CINE : LES TOITS DE PARIS
Tout sur les toits de paris - La Critique - Photos - Le 2007-10-29 02:56:48LES TOITS DE PARIS
Un film de Hiner Saleem
Avec Michel Piccoli, Mylène Demongeot, Maurice Benichou, Marie Kramer
Durée : 1h38
Date de sortie : 21 novembre 2007

Paris pendant la canicule. Marcel, Amar et Julie vivent tous les trois sous les toits dans la solitude et la promiscuité de leur quotidien. Leurs destins se croisent faits de sourires, de larmes et de tristesse offrant à chacun le réconfort et l'amour que la vie ne leur accorde pas.
Marcel, Amar et Julie sont les figures de cette solitude, personnages blessés mais amoureux de la vie qui ne frappe plus à leur porte, êtres humains oubliés par la société, à la fois beaux et misérables.

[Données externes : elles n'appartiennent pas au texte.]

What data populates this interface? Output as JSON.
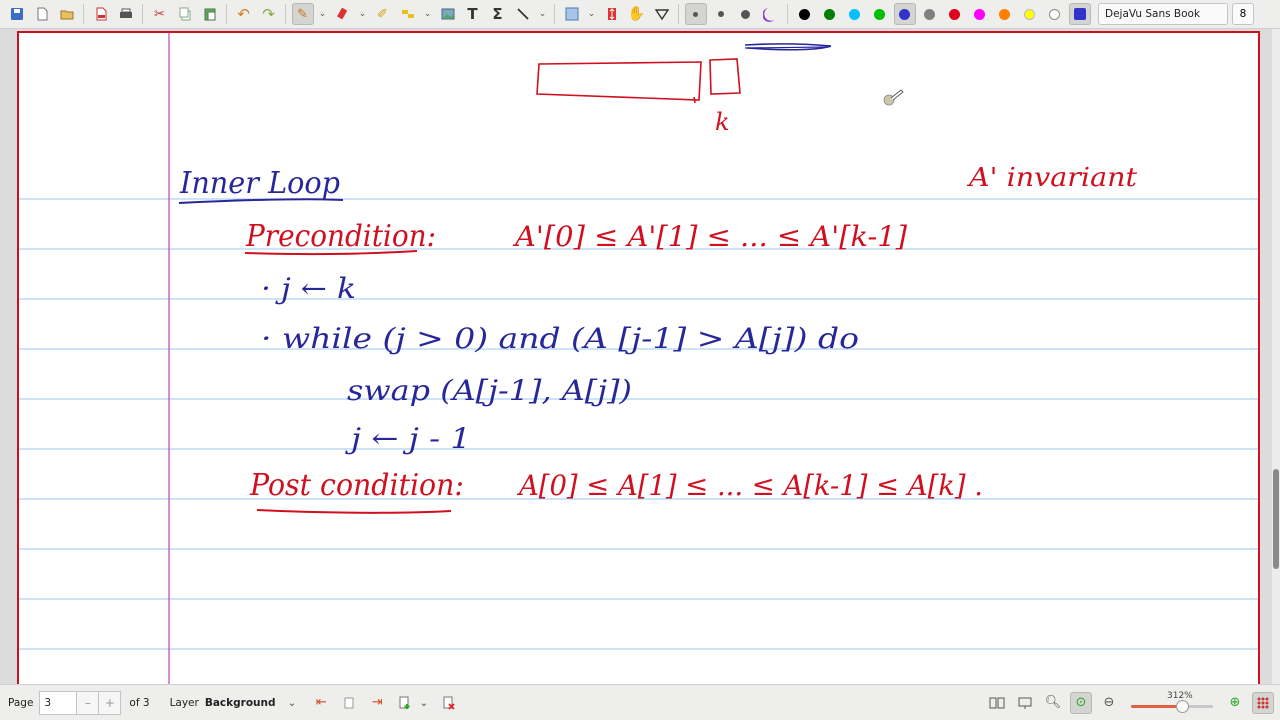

Ils se croisent, confrontant leurs peurs, leurs joies, offrant une part d'eux même à l'autre, gardant ce qui finalement les fait encore se sentir vivant, de l'espoir. Il y a une beauté cachée dans cette solitude, celle d'une rencontre, d'un rire ou d'un regard, qui magnifie les destins de ces déchus de la société. Ce qui est frappant dans le film c'est son refus d'un certain misérabilisme, d'un regard trop triste sur ce monde qui n'a rien à offrir à beaucoup d'entre nous.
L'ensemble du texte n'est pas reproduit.